A few weeks ago I was researching cheaper laptops that would charge off USB or 12v. Well, I found a Chromebook. It ticked all the right boxes. It charged off a 120v USB 3 charger that could likely be replaced by a 12v to USB 3 charger. It was $140 from Best Buy and even better there were instructions online how to delete the God-Awful ChromeOS and install Linux.
So, I bought the Chromebook and it arrived. That was where the problems started...The instructions for installing Linux and running it never worked. Somehow on the initial startup I did get Linux to run but only from USB and it never ran again.
Since that I have been scouring every website and every set of instructions available to get the blessed thing to work with Linux. Everything has been a miserable failure. At this point I should just quietly have returned it but I found a YouTube video where a guy took the back off and unscrewed one screw that was apparently a physical firmware lock. Then he could run Linux.I duly undid the screws and pried up the edges of the plastic insert. There was something holding it fast in the center that was clearly not a screw. Looking further, it did not look remotely like the circuit-board shown on YouTube. I quietly clipped it all back together and checked whether it all still worked.
As I don't really want to spend weeks trying this twiddle and that twiddle in order to try to make it work with Linux, I'll just have to throw it in the closet. I suspect in about 6 months I'll pull it out of the closet, find it's still not possible to get Linux to run on it and end up throwing it on the back of the pickup for a one-way trip to the dump with the rest of the household refuse.
Do yourselves a favor - don't buy a Chromebook aka Junkbook. It's just a prison that keeps you locked into a Google system and restricts what you can do. Judging from the fact the only apps available are Android, there's be no working software for it either. It really is a totally unusable piece of junk and to cap that off, it can't even be used offline.
My aims are...
- A laptop.
- Runs off USB/12v
- Takes Linux
- Can be used offline
Well, the HP Chromebook, according to online data checks all of those boxes. The reality is though that it does not take Linux and hence cannot be used offline.
As I have now got pry marks around the insert, I can't return it. It appears I was gravely misled by the lying buffoons online. Sometimes online information is good, sometimes it is bad. There's no knowing until something is tried.

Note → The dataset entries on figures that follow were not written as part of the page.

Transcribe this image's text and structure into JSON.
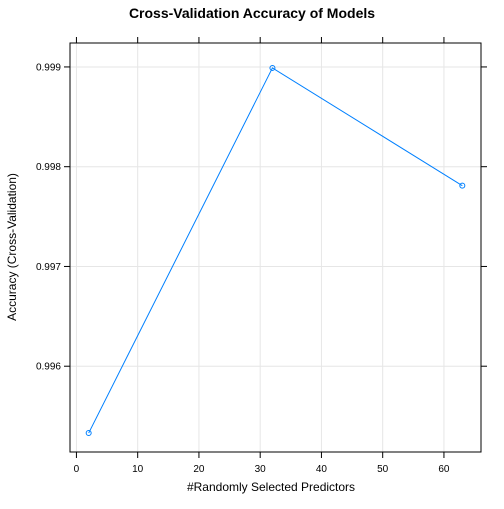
{
  "chart_data": {
    "type": "line",
    "title": "Cross-Validation Accuracy of Models",
    "xlabel": "#Randomly Selected Predictors",
    "ylabel": "Accuracy (Cross-Validation)",
    "xlim": [
      -1.05,
      66.05
    ],
    "ylim": [
      0.99514,
      0.99924
    ],
    "x_ticks": [
      0,
      10,
      20,
      30,
      40,
      50,
      60
    ],
    "y_ticks": [
      0.996,
      0.997,
      0.998,
      0.999
    ],
    "x_tick_labels": [
      "0",
      "10",
      "20",
      "30",
      "40",
      "50",
      "60"
    ],
    "y_tick_labels": [
      "0.996",
      "0.997",
      "0.998",
      "0.999"
    ],
    "grid": true,
    "series": [
      {
        "x": [
          2,
          32,
          63
        ],
        "y": [
          0.99533,
          0.99899,
          0.99781
        ],
        "color": "#0080ff",
        "marker": "open-circle"
      }
    ],
    "colors": {
      "line": "#0080ff",
      "grid": "#e6e6e6",
      "frame": "#000000"
    }
  }
}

As for the cost, it just annoys me that I have to write off a $140 mistake. There's nobody to blame but myself for believing online technical information. My existing laptop is an Asus that came with Windows 10 but which now runs Linux. The new laptop was intended for a specific project and something cheap I could leave in the car while I am at work. Something I could have all the non-personal information - something that I would never use for email, web browsing etc, where no passwords would ever be stored.